From the publisher - “When I testify in court, I am often asked: ‘What is the damage of long-term solitary confinement?’ . . . Many prisoners emerge from prison after years in solitary with very serious psychiatric symptoms even though outwardly they may appear emotionally stable. The damage from isolation is dreadfully real.” —Terry Allen Kupers Imagine spending nearly twenty-four hours a day alone, confined to an eight-by-ten-foot windowless cell. This is the reality of approximately one hundred thousand inmates in solitary confinement in the United States today. Terry Allen Kupers, one of the nation’s foremost experts on the mental health effects of solitary confinement, tells the powerful stories of the inmates he has interviewed while investigating prison conditions during the past forty years. Touring supermax security prisons as a forensic psychiatrist, Kupers has met prisoners who have been viciously beaten or raped, subdued with immobilizing gas, or ignored in the face of urgent medical and psychiatric needs. Kupers criticizes the physical and psychological abuse of prisoners and then offers rehabilitative alternatives to supermax isolation. Solitary is a must-read for anyone interested in understanding the true damage that solitary confinement inflicts on individuals living in isolation as well as on our society as a whole.

I must start out by stating that I am a major fan of "Inside Russia's Prisons" on Netflix - it is my guilty pleasure. My husband is a security guard and we have talked ON END about Adam Capay a Canadian who spent four years in solitary "for good reasons" ... this book is an education on its own! I have enjoyed the author's other books and know that he is THE authority on prison mental health.

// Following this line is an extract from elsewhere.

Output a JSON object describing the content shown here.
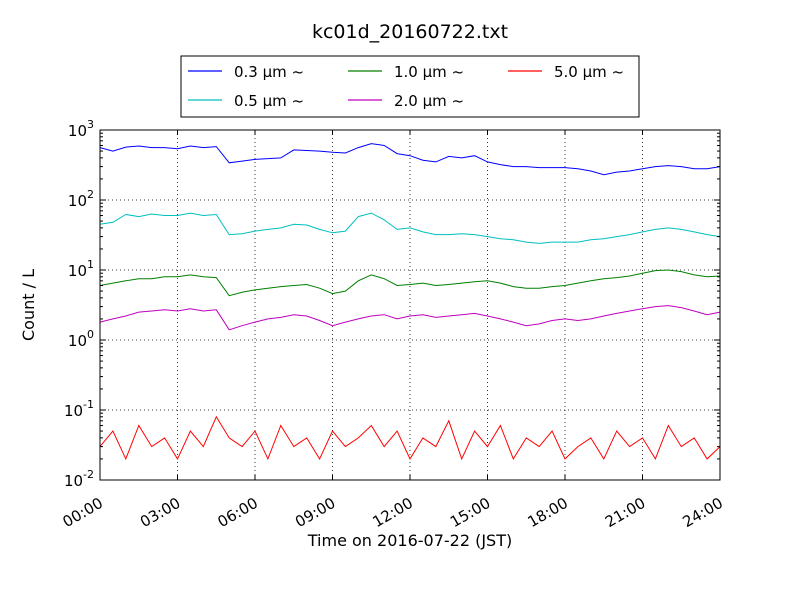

This is not an easy book to read - be forewarned. The situations are gruesome and makes me wonder how you can further punish those who are being punished? Is there a difference, when it comes to solitary whether the prisoner is in a jail, a prison or a penitentiary? (Penitentiary is, to me, a Canadian thing - Jail for under two years, the "pen: for longer crimes. I think that came more so from this definition --- Commit a serious crime like a murder and you won't just go to jail; you'll be sent to the penitentiary. Penitentiary comes from the Latin paenitentia, meaning "repentance.) Back to the book --- anyone who works in social services as I do should read this book: ditto for anyone with an interest in crime or psychology. It is difficult to read at times but nonetheless an excellent reference or starting off point for a very interesting conversation.